Ich möchte ehrlich sein: Nicht jede Frau braucht Kreatin. Es gibt aber Gruppen, bei denen der potenzielle Nutzen besonders hoch ist.

  • Frauen ab 30: Ab diesem Alter beginnt der natürliche Muskelabbau – auch Sarkopenie genannt. Kreatin kann helfen, diesen Prozess zu verlangsamen, besonders in Kombination mit regelmäßigem Krafttraining.
  • Frauen in Diätphasen: Wer bewusst Kalorien einspart, will seine Muskeln schützen. Kreatin kann hier unterstützend wirken, um das harttrainierte Gewebe zu bewahren.
  • Vegetarierinnen und Veganerinnen: Da Kreatin vor allem in tierischen Produkten vorkommt, haben pflanzenbasierte Ernährende oft niedrigere Ausgangswerte. Ein Supplement kann hier besonders effektiv sein.
  • Sportlerinnen mit hoher Trainingsfrequenz: Wer mehr als vier Mal pro Woche hart trainiert, profitiert von der schnelleren ATP-Regeneration und kürzeren Erholungszeit.
  • Frauen mit familiärer Osteoporose-Gefährdung: Die positiven Effekte auf die Knochenmineraldichte machen Kreatin zu einer sinnvollen Ergänzung, besonders wenn Calcium- und Vitamin-D-Versorgung bereits stimmen.

Übrigens: Auch als Ergänzung zu Kollagen kann Kreatin sinnvoll sein – beide unterstützen unterschiedliche Gewebetypen und können zusammen eingenommen werden, ohne sich zu behindern.

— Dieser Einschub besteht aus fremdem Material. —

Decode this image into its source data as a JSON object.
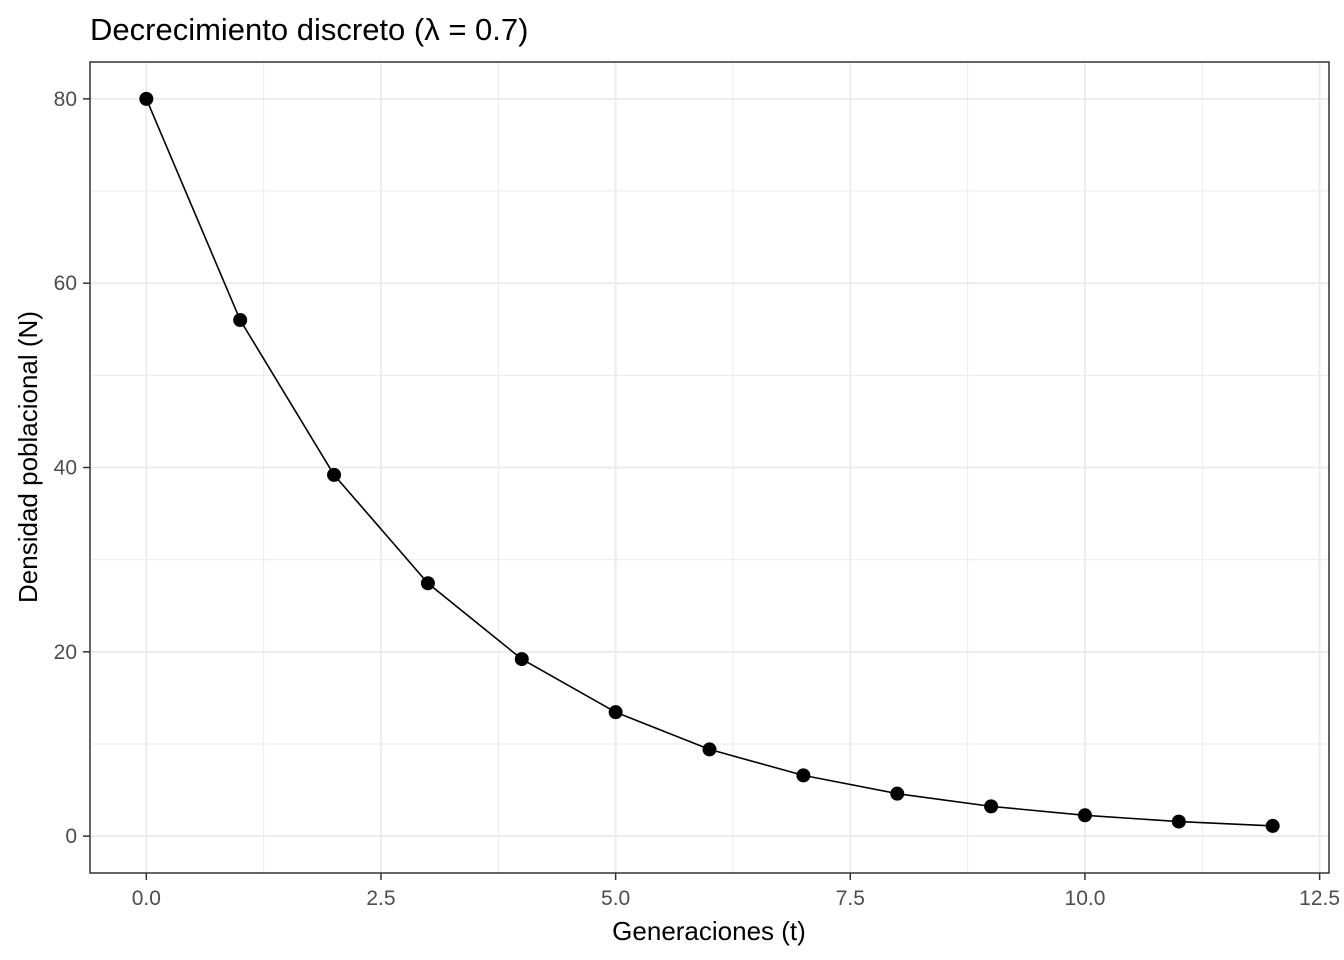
{
  "chart_data": {
    "type": "line",
    "title": "Decrecimiento discreto (λ = 0.7)",
    "xlabel": "Generaciones (t)",
    "ylabel": "Densidad poblacional (N)",
    "xlim": [
      -0.6,
      12.6
    ],
    "ylim": [
      -4.0,
      84.0
    ],
    "x_ticks": [
      0,
      2.5,
      5,
      7.5,
      10,
      12.5
    ],
    "x_tick_labels": [
      "0.0",
      "2.5",
      "5.0",
      "7.5",
      "10.0",
      "12.5"
    ],
    "y_ticks": [
      0,
      20,
      40,
      60,
      80
    ],
    "y_tick_labels": [
      "0",
      "20",
      "40",
      "60",
      "80"
    ],
    "grid": true,
    "markers": true,
    "series": [
      {
        "x": [
          0,
          1,
          2,
          3,
          4,
          5,
          6,
          7,
          8,
          9,
          10,
          11,
          12
        ],
        "values": [
          80,
          56,
          39.2,
          27.44,
          19.21,
          13.45,
          9.41,
          6.59,
          4.61,
          3.23,
          2.26,
          1.58,
          1.11
        ]
      }
    ],
    "colors": {
      "line": "#000000",
      "points": "#000000",
      "grid": "#ebebeb",
      "panel_border": "#333333",
      "tick_label": "#4d4d4d"
    }
  }
}
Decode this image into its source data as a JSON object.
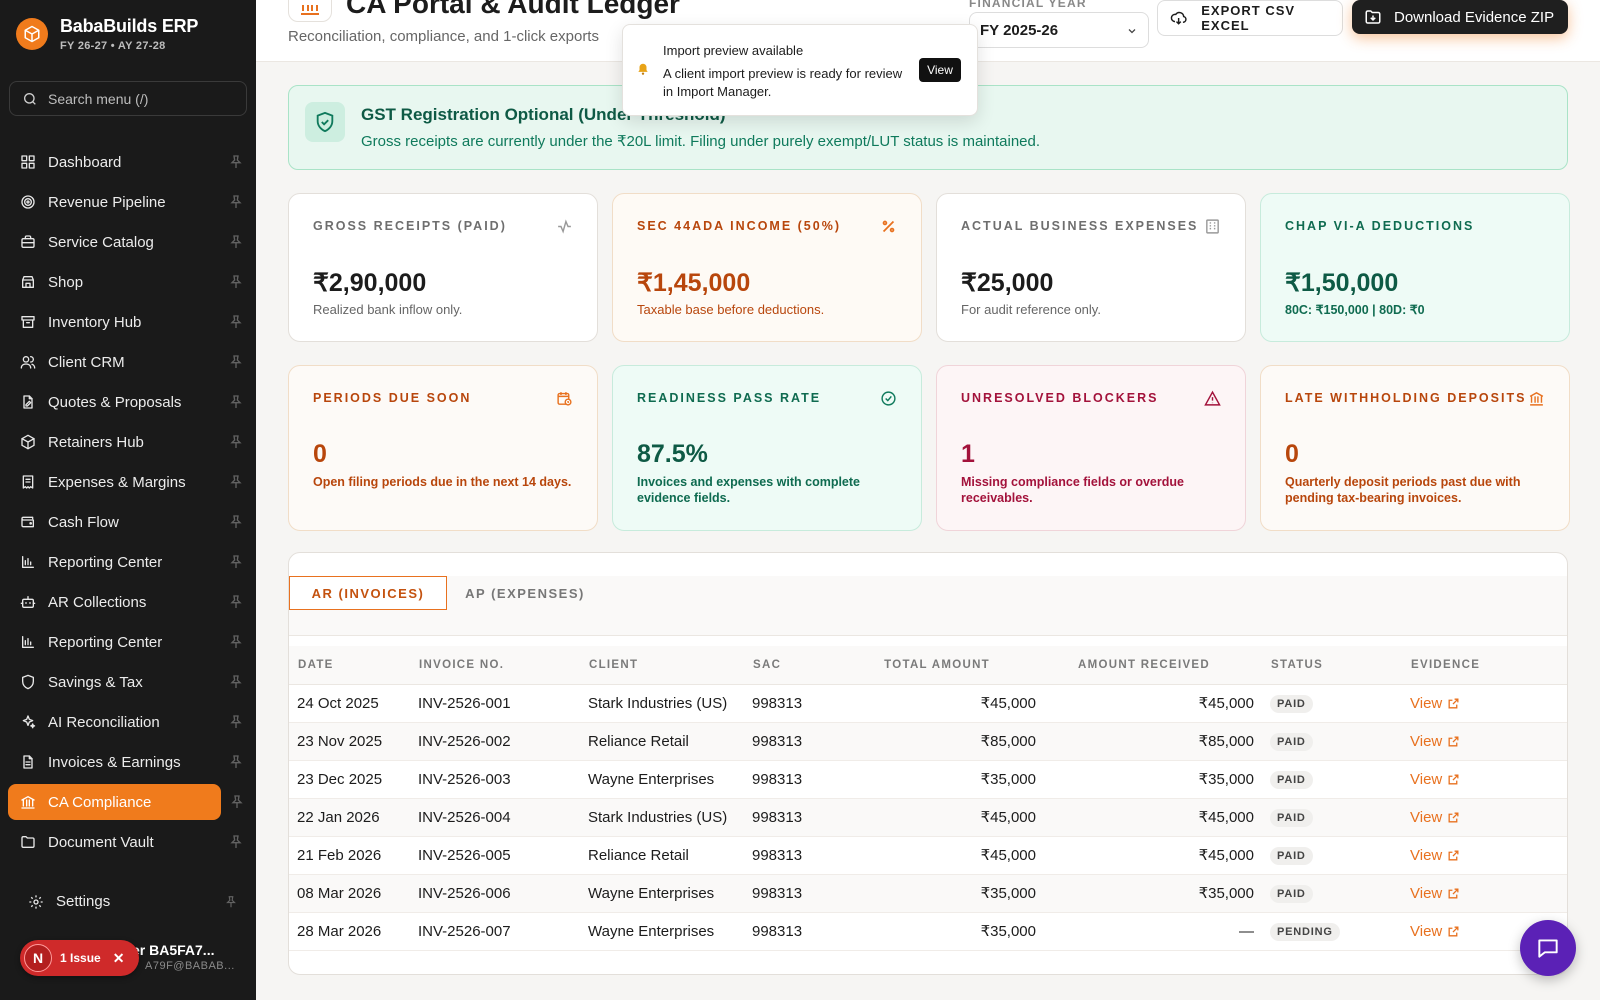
{
  "brand": {
    "name": "BabaBuilds ERP",
    "subtitle": "FY 26-27 • AY 27-28"
  },
  "search": {
    "placeholder": "Search menu (/)"
  },
  "sidebar": {
    "items": [
      {
        "label": "Dashboard",
        "icon": "dashboard-icon"
      },
      {
        "label": "Revenue Pipeline",
        "icon": "target-icon"
      },
      {
        "label": "Service Catalog",
        "icon": "briefcase-icon"
      },
      {
        "label": "Shop",
        "icon": "store-icon"
      },
      {
        "label": "Inventory Hub",
        "icon": "archive-icon"
      },
      {
        "label": "Client CRM",
        "icon": "users-icon"
      },
      {
        "label": "Quotes & Proposals",
        "icon": "file-edit-icon"
      },
      {
        "label": "Retainers Hub",
        "icon": "package-icon"
      },
      {
        "label": "Expenses & Margins",
        "icon": "receipt-icon"
      },
      {
        "label": "Cash Flow",
        "icon": "wallet-icon"
      },
      {
        "label": "Reporting Center",
        "icon": "bar-chart-icon"
      },
      {
        "label": "AR Collections",
        "icon": "bot-icon"
      },
      {
        "label": "Reporting Center",
        "icon": "bar-chart-icon"
      },
      {
        "label": "Savings & Tax",
        "icon": "shield-icon"
      },
      {
        "label": "AI Reconciliation",
        "icon": "sparkles-icon"
      },
      {
        "label": "Invoices & Earnings",
        "icon": "file-text-icon"
      },
      {
        "label": "CA Compliance",
        "icon": "landmark-icon",
        "active": true
      },
      {
        "label": "Document Vault",
        "icon": "folder-icon"
      }
    ],
    "settings_label": "Settings"
  },
  "user": {
    "name": "User BA5FA7...",
    "name_visible": "er BA5FA7...",
    "email_visible": "A79F@BABAB...",
    "issue_initial": "N",
    "issue_label": "1 Issue"
  },
  "header": {
    "title": "CA Portal & Audit Ledger",
    "subtitle": "Reconciliation, compliance, and 1-click exports",
    "fy_label": "FINANCIAL YEAR",
    "fy_value": "FY 2025-26",
    "export_label": "EXPORT CSV EXCEL",
    "zip_label": "Download Evidence ZIP"
  },
  "toast": {
    "title": "Import preview available",
    "message": "A client import preview is ready for review in Import Manager.",
    "action": "View"
  },
  "banner": {
    "title": "GST Registration Optional (Under Threshold)",
    "text": "Gross receipts are currently under the ₹20L limit. Filing under purely exempt/LUT status is maintained."
  },
  "kpis": [
    {
      "label": "GROSS RECEIPTS (PAID)",
      "value": "₹2,90,000",
      "note": "Realized bank inflow only."
    },
    {
      "label": "SEC 44ADA INCOME (50%)",
      "value": "₹1,45,000",
      "note": "Taxable base before deductions."
    },
    {
      "label": "ACTUAL BUSINESS EXPENSES",
      "value": "₹25,000",
      "note": "For audit reference only."
    },
    {
      "label": "CHAP VI-A DEDUCTIONS",
      "value": "₹1,50,000",
      "note": "80C: ₹150,000 | 80D: ₹0"
    },
    {
      "label": "PERIODS DUE SOON",
      "value": "0",
      "note": "Open filing periods due in the next 14 days."
    },
    {
      "label": "READINESS PASS RATE",
      "value": "87.5%",
      "note": "Invoices and expenses with complete evidence fields."
    },
    {
      "label": "UNRESOLVED BLOCKERS",
      "value": "1",
      "note": "Missing compliance fields or overdue receivables."
    },
    {
      "label": "LATE WITHHOLDING DEPOSITS",
      "value": "0",
      "note": "Quarterly deposit periods past due with pending tax-bearing invoices."
    }
  ],
  "tabs": {
    "ar": "AR (INVOICES)",
    "ap": "AP (EXPENSES)"
  },
  "table": {
    "headers": [
      "DATE",
      "INVOICE NO.",
      "CLIENT",
      "SAC",
      "TOTAL AMOUNT",
      "AMOUNT RECEIVED",
      "STATUS",
      "EVIDENCE"
    ],
    "rows": [
      {
        "date": "24 Oct 2025",
        "invoice": "INV-2526-001",
        "client": "Stark Industries (US)",
        "sac": "998313",
        "total": "₹45,000",
        "received": "₹45,000",
        "status": "PAID",
        "evidence": "View"
      },
      {
        "date": "23 Nov 2025",
        "invoice": "INV-2526-002",
        "client": "Reliance Retail",
        "sac": "998313",
        "total": "₹85,000",
        "received": "₹85,000",
        "status": "PAID",
        "evidence": "View"
      },
      {
        "date": "23 Dec 2025",
        "invoice": "INV-2526-003",
        "client": "Wayne Enterprises",
        "sac": "998313",
        "total": "₹35,000",
        "received": "₹35,000",
        "status": "PAID",
        "evidence": "View"
      },
      {
        "date": "22 Jan 2026",
        "invoice": "INV-2526-004",
        "client": "Stark Industries (US)",
        "sac": "998313",
        "total": "₹45,000",
        "received": "₹45,000",
        "status": "PAID",
        "evidence": "View"
      },
      {
        "date": "21 Feb 2026",
        "invoice": "INV-2526-005",
        "client": "Reliance Retail",
        "sac": "998313",
        "total": "₹45,000",
        "received": "₹45,000",
        "status": "PAID",
        "evidence": "View"
      },
      {
        "date": "08 Mar 2026",
        "invoice": "INV-2526-006",
        "client": "Wayne Enterprises",
        "sac": "998313",
        "total": "₹35,000",
        "received": "₹35,000",
        "status": "PAID",
        "evidence": "View"
      },
      {
        "date": "28 Mar 2026",
        "invoice": "INV-2526-007",
        "client": "Wayne Enterprises",
        "sac": "998313",
        "total": "₹35,000",
        "received": "—",
        "status": "PENDING",
        "evidence": "View"
      }
    ]
  },
  "colors": {
    "accent": "#f07b1c",
    "sidebar_bg": "#1a1a1a",
    "success": "#0f7a5c",
    "danger": "#a3123b",
    "chat": "#5b21b6"
  },
  "chat_icon": "chat-bubble-icon"
}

Und jetzt die andere Seite: Überspring dieses Supplement, wenn du... extrem empfindlich auf Magen-Darm-Reizungen reagierst und kein Loading verträgst, keinen Sport treibst und einfach nur eine „Abkürzung" suchst, oder wenn du grundsätzlich gegen Nahrungsergänzungen bist und lieber über die Ernährung optimierst.

Fazit: Ist Kreatin für Frauen gut?

Ja – unter den richtigen Voraussetzungen. Die Wissenschaft ist klar: Frauen profitieren von Kreatin genauso wie Männer, und das bei überschaubarem Risiko. Besonders beim Abnehmen, beim Erhalt von Muskelmasse und für die langfristige Knochengesundheit kann es ein wertvoller Baustein sein.

Wenn du dich fragst, ob ein bestimmtes Produkt für dich infrage kommt, schau dir unseren Test zu Kreatin für Frauen an. Darin vergleichen wir Reinheit, Dosierung, Preis-Leistung und Anwenderfreundlichkeit – objektiv, ohne Buzzwords.

Dein nächster Schritt: Überlege, ob deine Ziele zu den Punkten passen, die ich genannt habe. Wenn ja, starte mit 3–5 g Kreatinmonohydrat täglich und gib deinem Körper etwa vier Wochen, um volle Speicher aufzubauen. Den Rest erledigst du mit deinem Training.